Quando si parla di sport, la mente è portata ad associare questa parola alla sola attività fisica, lasciando del tutto fuori la dimensione mentale. In realtà, la prestazione sportiva è largamente influenzata dalla psiche. In questo spazio si colloca lo psicologo dello sport. È prima di tutto uno psicologo, con una laurea in Psicologia e l’iscrizione all’Albo professionale, che ha scelto di specializzarsi nell’ambito sportivo. Indistintamente, può operare con dilettanti, giovani sportivi, squadre, allenatori e talvolta anche arbitri, adattando il proprio intervento al contesto e agli obiettivi specifici.
Insegna a gestire le emozioni
Ma attenzione, sfatiamo lo stereotipo dello psicologo che subentra solo nel caso in cui ci sia un disagio profondo su cui intervenire: la missione dello psicologo dello sport è di aiutare un atleta a rendersi consapevole del proprio potenziale, acquisendo così fiducia nelle proprie risorse. O meglio, questo professionista insegna a gestire le emozioni, affinché esse non si ripercuotano sulla performance, sabotandola. Gare importanti, aspettative elevate, giudizio del pubblico o dell’allenatore possono generare tensioni difficili da controllare.
Lavora anche con le squadre
Nel contesto delle squadre, il professionista in questione lavora sulle dinamiche di gruppo. La comunicazione tra compagni, il rapporto con l’allenatore, la gestione dei conflitti interni e la costruzione di un clima di fiducia sono aspetti decisivi per il rendimento collettivo. In questi casi il suo intervento si avvicina alla psicologia dei gruppi e delle organizzazioni, pur restando ancorato alla specificità sportiva.

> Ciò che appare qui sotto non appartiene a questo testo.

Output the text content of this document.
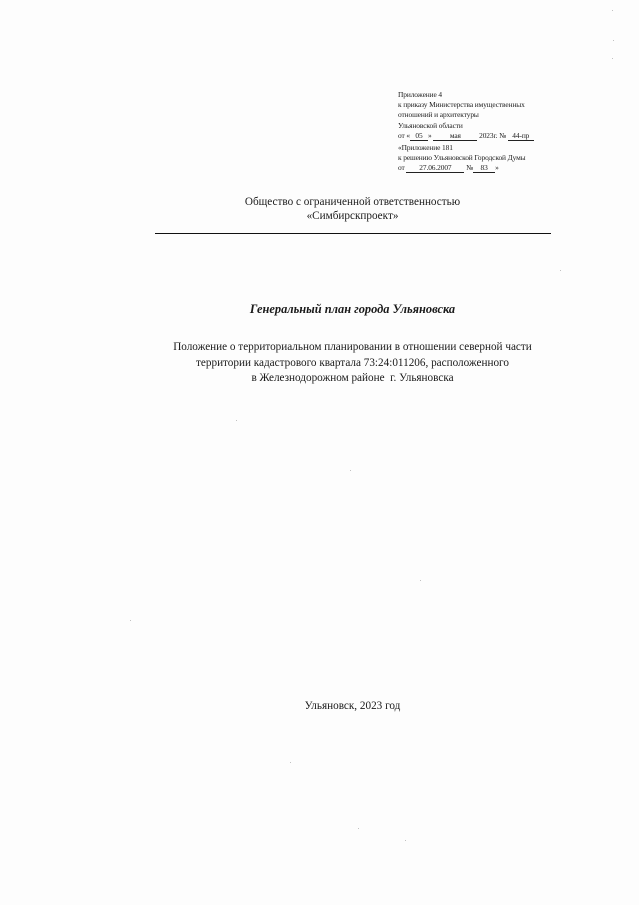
Приложение 4
к приказу Министерства имущественных
отношений и архитектуры
Ульяновской области
от « 05 » мая 2023г. № 44-пр
«Приложение 181
к решению Ульяновской Городской Думы
от 27.06.2007 № 83 »
Общество с ограниченной ответственностью
«Симбирскпроект»
Генеральный план города Ульяновска
Положение о территориальном планировании в отношении северной части
территории кадастрового квартала 73:24:011206, расположенного
в Железнодорожном районе  г. Ульяновска
Ульяновск, 2023 год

Dà supporto in caso di infortunio
Un momento particolarmente delicato è quello dell’infortunio. Quando un atleta è costretto a fermarsi, spesso la stasi si accompagna a sentimenti di frustrazione, anticamera di una crisi che, se non intercettata per tempo, può cronicizzarsi. Da qui, la demotivazione, la convinzione di non farcela e il senso di inutilità. Lo psicologo dello sport accompagna l’atleta nel recupero psicologico, aiutandolo a mantenere un atteggiamento costruttivo.

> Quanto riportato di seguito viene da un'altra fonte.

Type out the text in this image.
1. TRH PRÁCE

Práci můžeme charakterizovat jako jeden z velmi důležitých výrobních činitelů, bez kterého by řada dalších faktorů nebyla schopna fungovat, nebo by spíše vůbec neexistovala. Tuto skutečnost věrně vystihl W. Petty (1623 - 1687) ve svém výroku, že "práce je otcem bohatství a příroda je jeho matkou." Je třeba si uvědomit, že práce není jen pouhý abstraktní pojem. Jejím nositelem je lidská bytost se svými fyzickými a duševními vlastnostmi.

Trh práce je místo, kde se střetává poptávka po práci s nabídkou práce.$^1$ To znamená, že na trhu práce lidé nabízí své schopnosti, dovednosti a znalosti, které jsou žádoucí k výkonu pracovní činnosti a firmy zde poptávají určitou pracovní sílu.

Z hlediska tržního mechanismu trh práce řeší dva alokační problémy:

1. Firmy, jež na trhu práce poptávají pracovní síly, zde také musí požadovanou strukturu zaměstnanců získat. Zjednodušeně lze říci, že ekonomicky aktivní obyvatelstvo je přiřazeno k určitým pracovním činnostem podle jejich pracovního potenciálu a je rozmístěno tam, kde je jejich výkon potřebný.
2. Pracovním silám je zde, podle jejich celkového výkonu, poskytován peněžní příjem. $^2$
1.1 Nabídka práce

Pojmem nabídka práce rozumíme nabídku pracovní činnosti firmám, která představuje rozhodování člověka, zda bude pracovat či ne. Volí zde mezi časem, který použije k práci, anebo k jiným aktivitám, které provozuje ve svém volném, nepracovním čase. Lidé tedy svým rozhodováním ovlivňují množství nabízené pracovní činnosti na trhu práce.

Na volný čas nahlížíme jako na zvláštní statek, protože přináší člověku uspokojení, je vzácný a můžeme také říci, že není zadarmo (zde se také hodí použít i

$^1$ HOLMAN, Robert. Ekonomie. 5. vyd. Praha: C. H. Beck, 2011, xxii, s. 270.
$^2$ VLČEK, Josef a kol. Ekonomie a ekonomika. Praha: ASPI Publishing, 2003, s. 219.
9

Un ruolo, molte possibilità
Dal punto di vista lavorativo, può operare in società sportive, federazioni, centri di allenamento, scuole, palestre o studi privati. C’è chi sceglie di lavorare come libero professionista, collaborando con più realtà contemporaneamente e costruendo nel tempo una fitta rete di contatti.
Lo stipendio
Per quanto riguarda il guadagno, non esiste uno stipendio fisso uguale per tutti. All’inizio della carriera i compensi sono spesso modesti e legati a collaborazioni saltuarie. Dovendo definirli, potrebbero corrispondere a circa 1.500 euro al mese. Mentre con l’esperienza e l’ingresso in contesti più strutturati le entrate possono crescere in modo significativo, arrivando a 3.500 euro al mese. Nei livelli più alti dello sport professionistico, soprattutto quando si lavora stabilmente con club importanti o nazionali, i compensi diventano decisamente più elevati, fino a 5.000 euro mensili.
Un professionista molto richiesto
Negli ultimi anni la richiesta di psicologi dello sport è aumentata perché lo sport è diventato sempre più competitivo. Allenare il corpo senza allenare la mente non è più sufficiente. La differenza tra due atleti di pari talento è spesso tutta nella capacità di gestire la pressione, restare concentrati e reagire agli imprevisti.